The Department of Water Affairs and Forestry (DWAF) considers flush toilets, ventilated pit latrines (VIP) and Enviroloos (urine-diversion or composting toilets) as acceptable sanitation facilities.1 While most people prefer flush toilets, VIPs and Enviroloos offer a safe and healthy alternative in areas where there is not enough water or suitable infrastructure to support waterborne sanitation. Ordinary pit latrines and bucket toilets are considered inadequate as they fail to stop flies and other pests spreading germs.
In 2006, 61% of schools (15,258 institutions) had acceptable sanitation on site. Forty percent (9,992 schools) had flush toilets and 21% (5,266) had VIPs or Enviroloos. Nearly four out of every 10 schools had unacceptable sanitation – mostly in the form of ordinary pit latrines, although nearly 1,400 schools used the bucket system or had no toilets on site at all.
Service provision shows a clear rural-urban bias. Predominantly urban provinces such as Gauteng and the Western Cape have the highest proportion of schools using flush toilets at 94% and 97% respectively. Schools using dry sanitation options such as VIPs and Enviroloos are concentrated in predominantly rural provinces such as Limpopo (39%), KwaZulu-Natal (30%), Mpumalanga (20%) and Eastern Cape (19%).
Service delivery is poorest in rural provinces. High proportions of schools using ordinary pit latrines are found in the Eastern Cape (50%), KwaZulu-Natal (39%), Limpopo (39%), Free State (34%) and Northern Cape (32%). Eastern Cape has the highest proportion of schools that have no toilets at all or are using the bucket system (11%).
Although the overall figures seem positive, it is unclear how many children are attending schools with adequate sanitation, and whether the facilities meet the needs of the children. The Department of Education does report on learner-to-toilet ratios, but is currently using a minimum standard of 50:1. This falls well below the minimum standard, recommended by the DWAF, of 25 learners to one toilet and/or urinal. These figures also do not indicate whether facilities are clean, hygienic and in working order. It is important that sufficient funds are allocated to ensure that sanitation facilities are used and maintained correctly, and that emergency and structural repairs are carried out.

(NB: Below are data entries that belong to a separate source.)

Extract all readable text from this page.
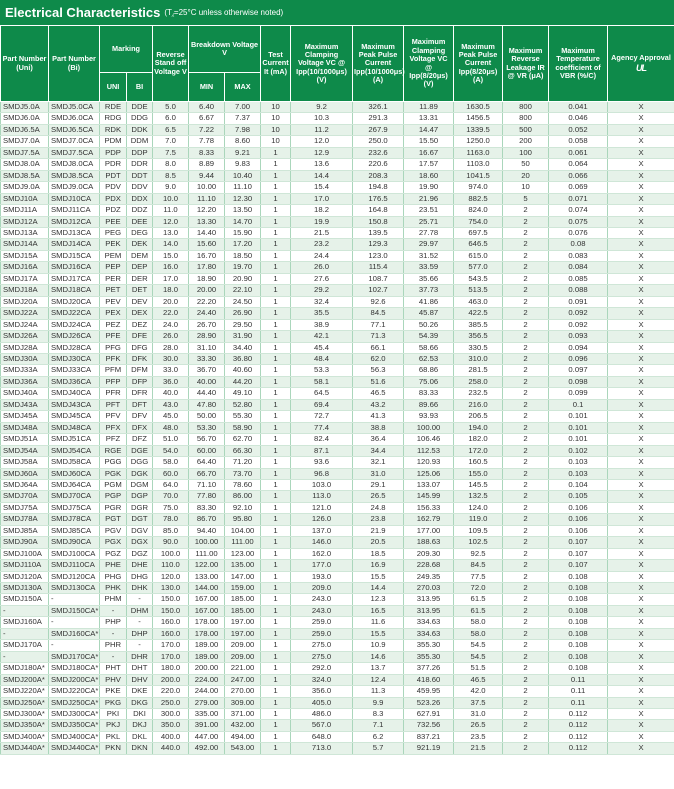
Electrical Characteristics (T⁁=25°C unless otherwise noted)
Part Number (Uni)	Part Number (Bi)	Marking		Reverse Stand off Voltage V	Breakdown Voltage V		Test Current It (mA)	Maximum Clamping Voltage VC @ Ipp(10/1000μs) (V)	Maximum Peak Pulse Current Ipp(10/1000μs) (A)	Maximum Clamping Voltage VC @ Ipp(8/20μs) (V)	Maximum Peak Pulse Current Ipp(8/20μs) (A)	Maximum Reverse Leakage IR @ VR (μA)	Maximum Temperature coefficient of VBR (%/C)	Agency Approval
UL
		UNI	BI		MIN	MAX								
SMDJ5.0A	SMDJ5.0CA	RDE	DDE	5.0	6.40	7.00	10	9.2	326.1	11.89	1630.5	800	0.041	X
SMDJ6.0A	SMDJ6.0CA	RDG	DDG	6.0	6.67	7.37	10	10.3	291.3	13.31	1456.5	800	0.046	X
SMDJ6.5A	SMDJ6.5CA	RDK	DDK	6.5	7.22	7.98	10	11.2	267.9	14.47	1339.5	500	0.052	X
SMDJ7.0A	SMDJ7.0CA	PDM	DDM	7.0	7.78	8.60	10	12.0	250.0	15.50	1250.0	200	0.058	X
SMDJ7.5A	SMDJ7.5CA	PDP	DDP	7.5	8.33	9.21	1	12.9	232.6	16.67	1163.0	100	0.061	X
SMDJ8.0A	SMDJ8.0CA	PDR	DDR	8.0	8.89	9.83	1	13.6	220.6	17.57	1103.0	50	0.064	X
SMDJ8.5A	SMDJ8.5CA	PDT	DDT	8.5	9.44	10.40	1	14.4	208.3	18.60	1041.5	20	0.066	X
SMDJ9.0A	SMDJ9.0CA	PDV	DDV	9.0	10.00	11.10	1	15.4	194.8	19.90	974.0	10	0.069	X
SMDJ10A	SMDJ10CA	PDX	DDX	10.0	11.10	12.30	1	17.0	176.5	21.96	882.5	5	0.071	X
SMDJ11A	SMDJ11CA	PDZ	DDZ	11.0	12.20	13.50	1	18.2	164.8	23.51	824.0	2	0.074	X
SMDJ12A	SMDJ12CA	PEE	DEE	12.0	13.30	14.70	1	19.9	150.8	25.71	754.0	2	0.075	X
SMDJ13A	SMDJ13CA	PEG	DEG	13.0	14.40	15.90	1	21.5	139.5	27.78	697.5	2	0.076	X
SMDJ14A	SMDJ14CA	PEK	DEK	14.0	15.60	17.20	1	23.2	129.3	29.97	646.5	2	0.08	X
SMDJ15A	SMDJ15CA	PEM	DEM	15.0	16.70	18.50	1	24.4	123.0	31.52	615.0	2	0.083	X
SMDJ16A	SMDJ16CA	PEP	DEP	16.0	17.80	19.70	1	26.0	115.4	33.59	577.0	2	0.084	X
SMDJ17A	SMDJ17CA	PER	DER	17.0	18.90	20.90	1	27.6	108.7	35.66	543.5	2	0.085	X
SMDJ18A	SMDJ18CA	PET	DET	18.0	20.00	22.10	1	29.2	102.7	37.73	513.5	2	0.088	X
SMDJ20A	SMDJ20CA	PEV	DEV	20.0	22.20	24.50	1	32.4	92.6	41.86	463.0	2	0.091	X
SMDJ22A	SMDJ22CA	PEX	DEX	22.0	24.40	26.90	1	35.5	84.5	45.87	422.5	2	0.092	X
SMDJ24A	SMDJ24CA	PEZ	DEZ	24.0	26.70	29.50	1	38.9	77.1	50.26	385.5	2	0.092	X
SMDJ26A	SMDJ26CA	PFE	DFE	26.0	28.90	31.90	1	42.1	71.3	54.39	356.5	2	0.093	X
SMDJ28A	SMDJ28CA	PFG	DFG	28.0	31.10	34.40	1	45.4	66.1	58.66	330.5	2	0.094	X
SMDJ30A	SMDJ30CA	PFK	DFK	30.0	33.30	36.80	1	48.4	62.0	62.53	310.0	2	0.096	X
SMDJ33A	SMDJ33CA	PFM	DFM	33.0	36.70	40.60	1	53.3	56.3	68.86	281.5	2	0.097	X
SMDJ36A	SMDJ36CA	PFP	DFP	36.0	40.00	44.20	1	58.1	51.6	75.06	258.0	2	0.098	X
SMDJ40A	SMDJ40CA	PFR	DFR	40.0	44.40	49.10	1	64.5	46.5	83.33	232.5	2	0.099	X
SMDJ43A	SMDJ43CA	PFT	DFT	43.0	47.80	52.80	1	69.4	43.2	89.66	216.0	2	0.1	X
SMDJ45A	SMDJ45CA	PFV	DFV	45.0	50.00	55.30	1	72.7	41.3	93.93	206.5	2	0.101	X
SMDJ48A	SMDJ48CA	PFX	DFX	48.0	53.30	58.90	1	77.4	38.8	100.00	194.0	2	0.101	X
SMDJ51A	SMDJ51CA	PFZ	DFZ	51.0	56.70	62.70	1	82.4	36.4	106.46	182.0	2	0.101	X
SMDJ54A	SMDJ54CA	RGE	DGE	54.0	60.00	66.30	1	87.1	34.4	112.53	172.0	2	0.102	X
SMDJ58A	SMDJ58CA	PGG	DGG	58.0	64.40	71.20	1	93.6	32.1	120.93	160.5	2	0.103	X
SMDJ60A	SMDJ60CA	PGK	DGK	60.0	66.70	73.70	1	96.8	31.0	125.06	155.0	2	0.103	X
SMDJ64A	SMDJ64CA	PGM	DGM	64.0	71.10	78.60	1	103.0	29.1	133.07	145.5	2	0.104	X
SMDJ70A	SMDJ70CA	PGP	DGP	70.0	77.80	86.00	1	113.0	26.5	145.99	132.5	2	0.105	X
SMDJ75A	SMDJ75CA	PGR	DGR	75.0	83.30	92.10	1	121.0	24.8	156.33	124.0	2	0.106	X
SMDJ78A	SMDJ78CA	PGT	DGT	78.0	86.70	95.80	1	126.0	23.8	162.79	119.0	2	0.106	X
SMDJ85A	SMDJ85CA	PGV	DGV	85.0	94.40	104.00	1	137.0	21.9	177.00	109.5	2	0.106	X
SMDJ90A	SMDJ90CA	PGX	DGX	90.0	100.00	111.00	1	146.0	20.5	188.63	102.5	2	0.107	X
SMDJ100A	SMDJ100CA	PGZ	DGZ	100.0	111.00	123.00	1	162.0	18.5	209.30	92.5	2	0.107	X
SMDJ110A	SMDJ110CA	PHE	DHE	110.0	122.00	135.00	1	177.0	16.9	228.68	84.5	2	0.107	X
SMDJ120A	SMDJ120CA	PHG	DHG	120.0	133.00	147.00	1	193.0	15.5	249.35	77.5	2	0.108	X
SMDJ130A	SMDJ130CA	PHK	DHK	130.0	144.00	159.00	1	209.0	14.4	270.03	72.0	2	0.108	X
SMDJ150A	-	PHM	-	150.0	167.00	185.00	1	243.0	12.3	313.95	61.5	2	0.108	X
-	SMDJ150CA*	-	DHM	150.0	167.00	185.00	1	243.0	16.5	313.95	61.5	2	0.108	X
SMDJ160A	-	PHP	-	160.0	178.00	197.00	1	259.0	11.6	334.63	58.0	2	0.108	X
-	SMDJ160CA*	-	DHP	160.0	178.00	197.00	1	259.0	15.5	334.63	58.0	2	0.108	X
SMDJ170A	-	PHR	-	170.0	189.00	209.00	1	275.0	10.9	355.30	54.5	2	0.108	X
-	SMDJ170CA*	-	DHR	170.0	189.00	209.00	1	275.0	14.6	355.30	54.5	2	0.108	X
SMDJ180A*	SMDJ180CA*	PHT	DHT	180.0	200.00	221.00	1	292.0	13.7	377.26	51.5	2	0.108	X
SMDJ200A*	SMDJ200CA*	PHV	DHV	200.0	224.00	247.00	1	324.0	12.4	418.60	46.5	2	0.11	X
SMDJ220A*	SMDJ220CA*	PKE	DKE	220.0	244.00	270.00	1	356.0	11.3	459.95	42.0	2	0.11	X
SMDJ250A*	SMDJ250CA*	PKG	DKG	250.0	279.00	309.00	1	405.0	9.9	523.26	37.5	2	0.11	X
SMDJ300A*	SMDJ300CA*	PKI	DKI	300.0	335.00	371.00	1	486.0	8.3	627.91	31.0	2	0.112	X
SMDJ350A*	SMDJ350CA*	PKJ	DKJ	350.0	391.00	432.00	1	567.0	7.1	732.56	26.5	2	0.112	X
SMDJ400A*	SMDJ400CA*	PKL	DKL	400.0	447.00	494.00	1	648.0	6.2	837.21	23.5	2	0.112	X
SMDJ440A*	SMDJ440CA*	PKN	DKN	440.0	492.00	543.00	1	713.0	5.7	921.19	21.5	2	0.112	X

Access to flush toilets appears to have improved slightly from 1996 to 2006. In 1996, only 33% of schools had access to flush toilets according to the School Register of Needs. The next survey, in 2000, found that 38% of schools had flush toilets. The National Educational Infrastructure Management System (NEIMS) reports that 40% of schools had flush toilets in 2006. These results suggest an improvement of less than 10 percentage points over a 10-year period, with the majority of schools still without flush toilet facilities. Conversely, the number of schools without access to sanitation appears to have decreased over the 10-year period. It is not possible to compare trends for acceptable and unacceptable sanitation, as data for VIPs, Enviroloos and pit latrines are not disaggregated for 1996 and 2000.
On the whole, it appears that children’s access to basic sanitation facilities at schools has improved since 1996, but this is not enough considering that nearly 40% of schools still had inadequate sanitation in 2006. Sanitation is not simply about access to safe and appropriate toilets; it also includes personal hygiene practices. Access to water is therefore an essential component of effective sanitation and this has also shown improvement since 1996.
The NEIMS report notes: “These statistics should not be interpreted to mean that infrastructures are either at the appropriate level of service or in an acceptable condition.”
The National Education Infrastructure Management System (NEIMS, 2006) collected information from 30,117 education sites comprising public schools, public early childhood education centres, public ELSEN centres (Exceptional Learners with Special Education Needs), public Adult Basic Education Training centres and educational offices operated by the Department of Education. Of these education sites, 25,145 were public schools. Independent schools were excluded from the assessments, or specified separately.
Information on the data collection processes is not readily available, therefore the quality of the data cannot be easily ascertained.
The Department of Education (2007) provides the following caveats:
• The master list of education sites is regularly improved and may change as new schools are established.
• There have been differences in the definition of various parameters from previous School Register of Needs assessments. These include level of water supply and type of sanitation.